The response was one of total disbelief, combined with an imperative to identify.
Line 6NL, batch 27c, unit 392, she replied. Warrant Second, special operations.
The stormtroopers looked at each other briefly; she noticed one, the squad comtech, shrug and gesture that it checked out.
Ah…er. Oops. Would you like us to go away now? The squad leader signalled back. For all the apparent frivolity, they both knew that he was expendable in the interests of the mission.
Cover the rear, we might try to escape that way, she replied.
They acknowledged, and started backing out of the cantina, guns still levelled warily at all the lesser scum in there. The ISB thugs had noticed, but the agent hadn’t. He kept closing in on his prey.
He had been chosen for this job, and told the plan was to apprehend a renegade fleet officer. So far, so good, and certainly an objective he could enjoy achieving.
It was the woman that caught his eye first of all. He could hardly keep his eyes off her; she looked back, proud, haughty, more like a duchess than a space bum, and the inevitable line came to mind, hey, baby, what’s a girl like you doing in a dump like this?
Which was actually a good question. He looked at the people she was sitting with; thin man in grey leather flight jacket, vaguely familiar, perhaps he had been on a wanted notice? In fact, it had been on the news.
The other two - a man and a wookie - his eyes passed over them on the way back to the woman, and then his brain did a doubletake. Solo! Han kriffing Solo, Mr. I-shot-Vader, the second largest single bounty in the galaxy!
Aleph-3 looked at Lennart, meaning, how do we handle this?
Lennart glanced down at his hand on the grip of his own service pistol. That was clear enough, then.

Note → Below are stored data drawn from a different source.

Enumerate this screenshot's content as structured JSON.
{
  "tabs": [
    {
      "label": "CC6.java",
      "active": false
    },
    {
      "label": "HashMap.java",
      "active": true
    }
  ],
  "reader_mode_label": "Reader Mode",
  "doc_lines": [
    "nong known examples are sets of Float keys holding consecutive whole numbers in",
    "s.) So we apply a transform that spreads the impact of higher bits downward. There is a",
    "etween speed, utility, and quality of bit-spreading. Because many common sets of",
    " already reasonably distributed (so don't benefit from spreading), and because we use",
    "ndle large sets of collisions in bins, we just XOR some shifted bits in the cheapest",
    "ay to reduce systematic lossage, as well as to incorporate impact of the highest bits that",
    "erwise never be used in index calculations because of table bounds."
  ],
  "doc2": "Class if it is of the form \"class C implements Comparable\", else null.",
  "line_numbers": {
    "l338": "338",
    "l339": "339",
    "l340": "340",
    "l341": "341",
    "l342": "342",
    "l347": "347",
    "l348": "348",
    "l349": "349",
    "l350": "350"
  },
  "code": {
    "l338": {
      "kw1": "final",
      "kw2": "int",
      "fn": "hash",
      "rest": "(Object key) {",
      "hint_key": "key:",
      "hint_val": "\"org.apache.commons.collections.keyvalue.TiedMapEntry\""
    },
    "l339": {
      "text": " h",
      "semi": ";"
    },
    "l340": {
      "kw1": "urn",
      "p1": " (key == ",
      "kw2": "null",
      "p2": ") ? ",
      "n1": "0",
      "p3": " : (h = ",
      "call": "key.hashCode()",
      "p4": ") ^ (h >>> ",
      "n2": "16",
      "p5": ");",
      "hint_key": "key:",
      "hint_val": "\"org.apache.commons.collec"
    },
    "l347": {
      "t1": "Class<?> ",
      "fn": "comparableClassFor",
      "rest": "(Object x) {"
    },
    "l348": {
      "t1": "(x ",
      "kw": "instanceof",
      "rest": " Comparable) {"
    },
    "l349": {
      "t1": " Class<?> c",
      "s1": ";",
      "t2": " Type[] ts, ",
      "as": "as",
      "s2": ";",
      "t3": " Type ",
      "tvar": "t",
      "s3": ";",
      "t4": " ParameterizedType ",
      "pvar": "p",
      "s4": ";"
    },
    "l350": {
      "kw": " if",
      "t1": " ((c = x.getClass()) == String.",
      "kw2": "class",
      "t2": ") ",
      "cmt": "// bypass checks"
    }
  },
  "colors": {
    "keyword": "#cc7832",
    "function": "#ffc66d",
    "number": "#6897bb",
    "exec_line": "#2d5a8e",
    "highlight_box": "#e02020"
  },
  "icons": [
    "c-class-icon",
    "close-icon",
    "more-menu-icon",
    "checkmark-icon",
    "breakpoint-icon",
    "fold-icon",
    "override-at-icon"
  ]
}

The agent quick-drew his gun - respectable but way short of galactic-class - and announced ‘Han Solo, Traitor, I arrest you in the -‘ which was as far as he got.

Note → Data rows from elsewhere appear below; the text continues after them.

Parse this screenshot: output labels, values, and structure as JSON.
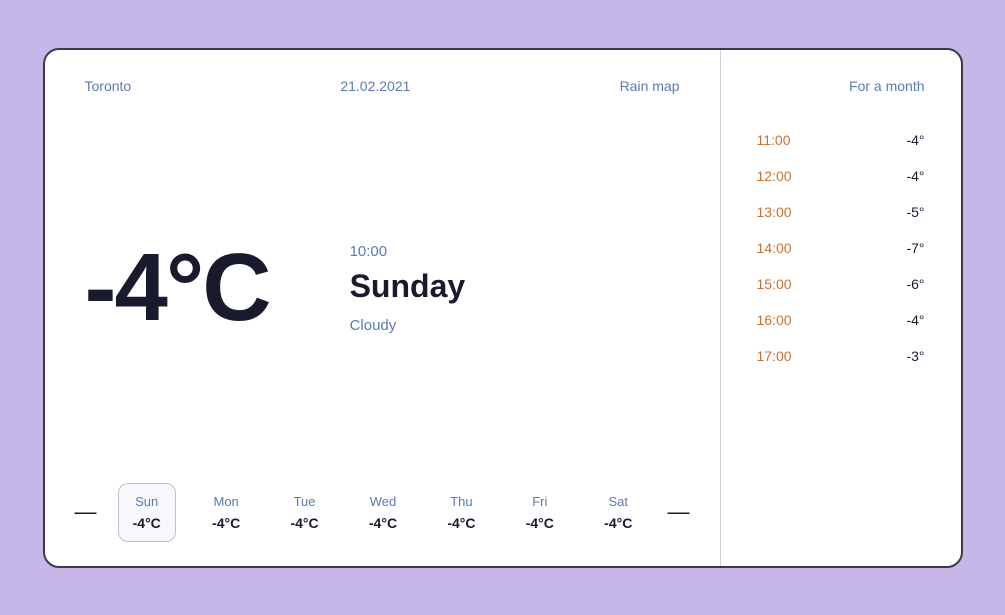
{
  "header": {
    "city": "Toronto",
    "date": "21.02.2021",
    "rain_map": "Rain map",
    "for_a_month": "For a month"
  },
  "main": {
    "temperature": "-4°C",
    "time": "10:00",
    "day": "Sunday",
    "condition": "Cloudy"
  },
  "forecast": [
    {
      "day": "Sun",
      "temp": "-4°C",
      "active": true
    },
    {
      "day": "Mon",
      "temp": "-4°C",
      "active": false
    },
    {
      "day": "Tue",
      "temp": "-4°C",
      "active": false
    },
    {
      "day": "Wed",
      "temp": "-4°C",
      "active": false
    },
    {
      "day": "Thu",
      "temp": "-4°C",
      "active": false
    },
    {
      "day": "Fri",
      "temp": "-4°C",
      "active": false
    },
    {
      "day": "Sat",
      "temp": "-4°C",
      "active": false
    }
  ],
  "hourly": [
    {
      "time": "11:00",
      "temp": "-4°"
    },
    {
      "time": "12:00",
      "temp": "-4°"
    },
    {
      "time": "13:00",
      "temp": "-5°"
    },
    {
      "time": "14:00",
      "temp": "-7°"
    },
    {
      "time": "15:00",
      "temp": "-6°"
    },
    {
      "time": "16:00",
      "temp": "-4°"
    },
    {
      "time": "17:00",
      "temp": "-3°"
    }
  ],
  "arrows": {
    "left": "—",
    "right": "—"
  }
}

Han shot him, clean blast, dead centre; follow the movement across to snapshot into the chest of the centre-right gunsel, twitch back onto the left-centre, which would leave two of them, one for him and one for Chewie.

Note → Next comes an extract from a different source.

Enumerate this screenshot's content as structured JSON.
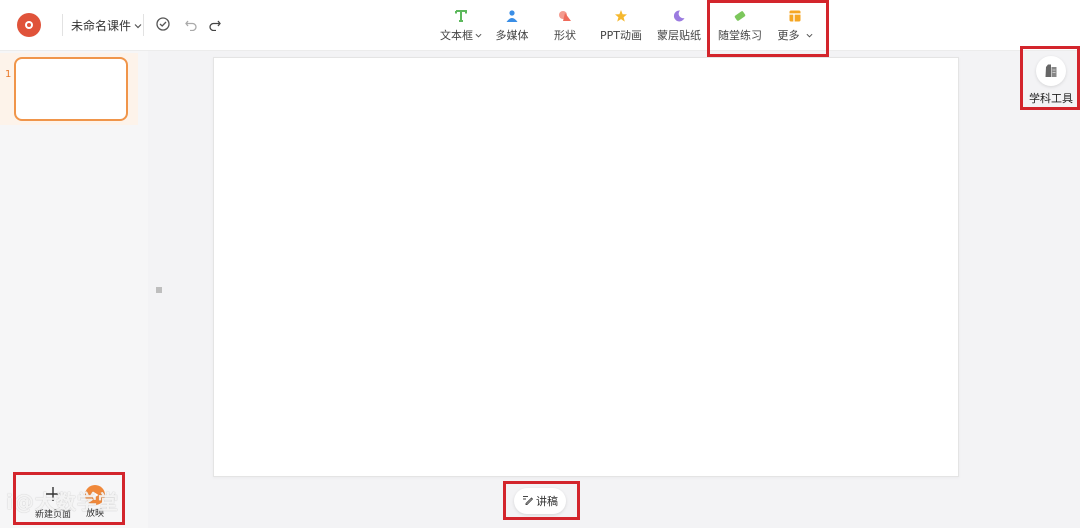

Still acting on reflex, he crouched to kick the table over for cover, then realised there was nobody left to shoot at.
‘-afterlife?’ Lennart finished the agent’s sentence for him. ‘And really, Solo, really. You’d do that to fine Corellian brandy?’
He was largely putting on his calm, Han noticed. In fact, Lennart was reciting to himself a fragment of something he had read as a student; it seems to me - he was remembering how it went - that men are of different value; and there are some who can be knocked on the head without the world being very much poorer for it. The ISB probably counted as such.
‘Would you like to wait here and see if the Marines agree with you?’ Aleph-3 said. Han was almost sure she had nailed the two on the left, she had started with the one who had been his third target, the agent had already been falling when he nailed him.
‘Good point,’ Han said, drained his glass. ‘With me.’ He started heading for the staff door by the bar
‘They’ll be waiting there. Out the front,’ Aleph-3 said, moving the other way. Lennart followed her, Han and Chewie shared a look then decided, what the hell.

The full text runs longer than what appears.